O Oracle,
Some of those running for elected positions are so entrenched in their incumbency, they don’t feel like they even need to campaign or do more than the bare minimum to get re-elected. What guidance do you have for us?
Dear disappointed community member,
I have asked the Oracle for wisdom and she’s offered up, quite fittingly, the “god of gold”:
god of gold
master of the firm yet malleable metal scepter.
skin gilded, crown unneeded: the king knows
no want. desire reverberates through every cell
anyways but this is not sex with midas. less is
more. enough is too much.
Elections are meant to safeguard our democracy. I appreciate the words of local Richland City Council candidate Shir Regev on her social media recently as she solicited donations for her campaign. She said, quite rightly, that monetary donations show support for her candidacy and the policies she is advocating for. Running a real campaign means a candidate is buying into a democratic process and upholding the belief in a voice for all.
Yet some of our candidates are behaving more like the king (or even deity) in the “god of gold” card above. They know their positions are likely safe; they can ride on name recognition, and they feel no need to campaign. Feel no scarcity. They do have desire, of course, to maintain their power. Much like Midas, they feel the need to accumulate power, the gold of our times, but we all know what happened to Midas. He was choked in his own pursuit of shiny objects.
Less is more, oh entrenched incumbents. Ask yourselves, what benefit is truly served by your playing the role of service for yet another term? I encourage you to take a fresh look at life, ask yourselves what is enough and what is too much and where you have been living on the spectrum in a world that knows great want.
Of course, our candidates may not be reading this, but for us as a community, the Oracle says, the scepter is golden, yes, and it feels firm and heavy in the hand, but gold is malleable, my friends. It is meltable. Be the raging fire of change. Melt the incumbents’ scepters into bowls of preciousness with which we serve the truly needy in our community.
As for a ritual in which we might wrest the power back from tired politicians, the Oracle offers up this:
rituals & rites
melt down the 24 karat wedding trousseau of an indian bride
in an arranged marriage. tiny rubies glitter like scarab beetles’
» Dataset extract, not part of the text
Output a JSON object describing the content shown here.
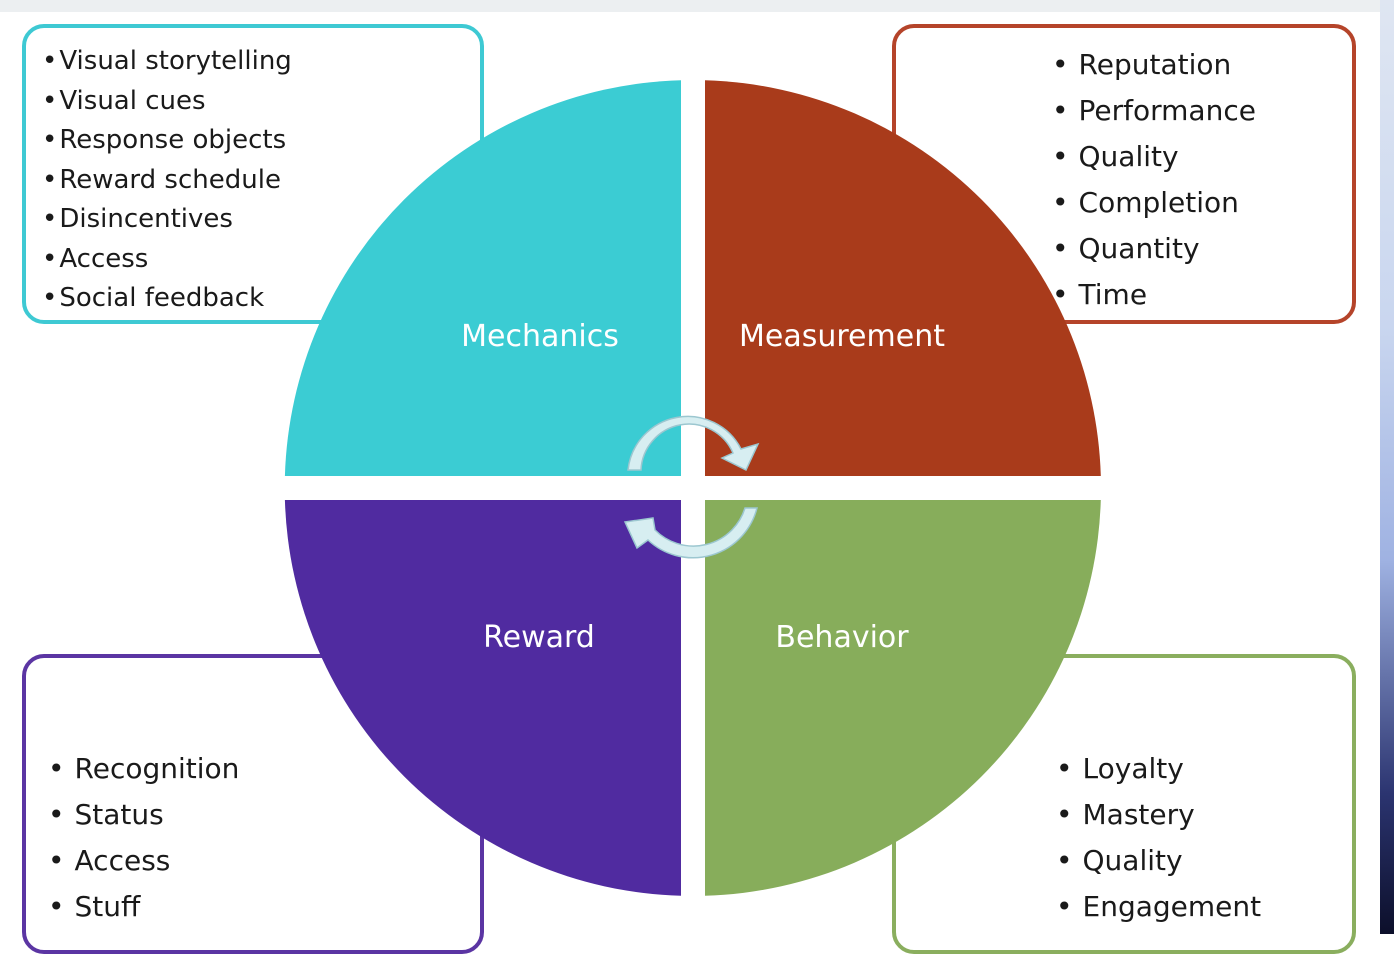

eyes among the cooling alloy. wrap the misshapen metal in
bloodstained 10,000 count ivory sheets.
Are we as young women in a heavily patriarchal society, who just accept the people who will rule our lives? With elections inherited by people who first won their positions before many of us were born, it’s as if we are adorned and told to look pretty while others made our decisions for us. Again, I offer this up: be a fire. Stoke your passions. Be angry, flaming, outspoken. Question the assumptions and structures around you. Everything gets to be different. Burn down the necklaces and rings that keep us complacent and shape them into something even more beautiful: a community that respects and cares for the needs and desires of all.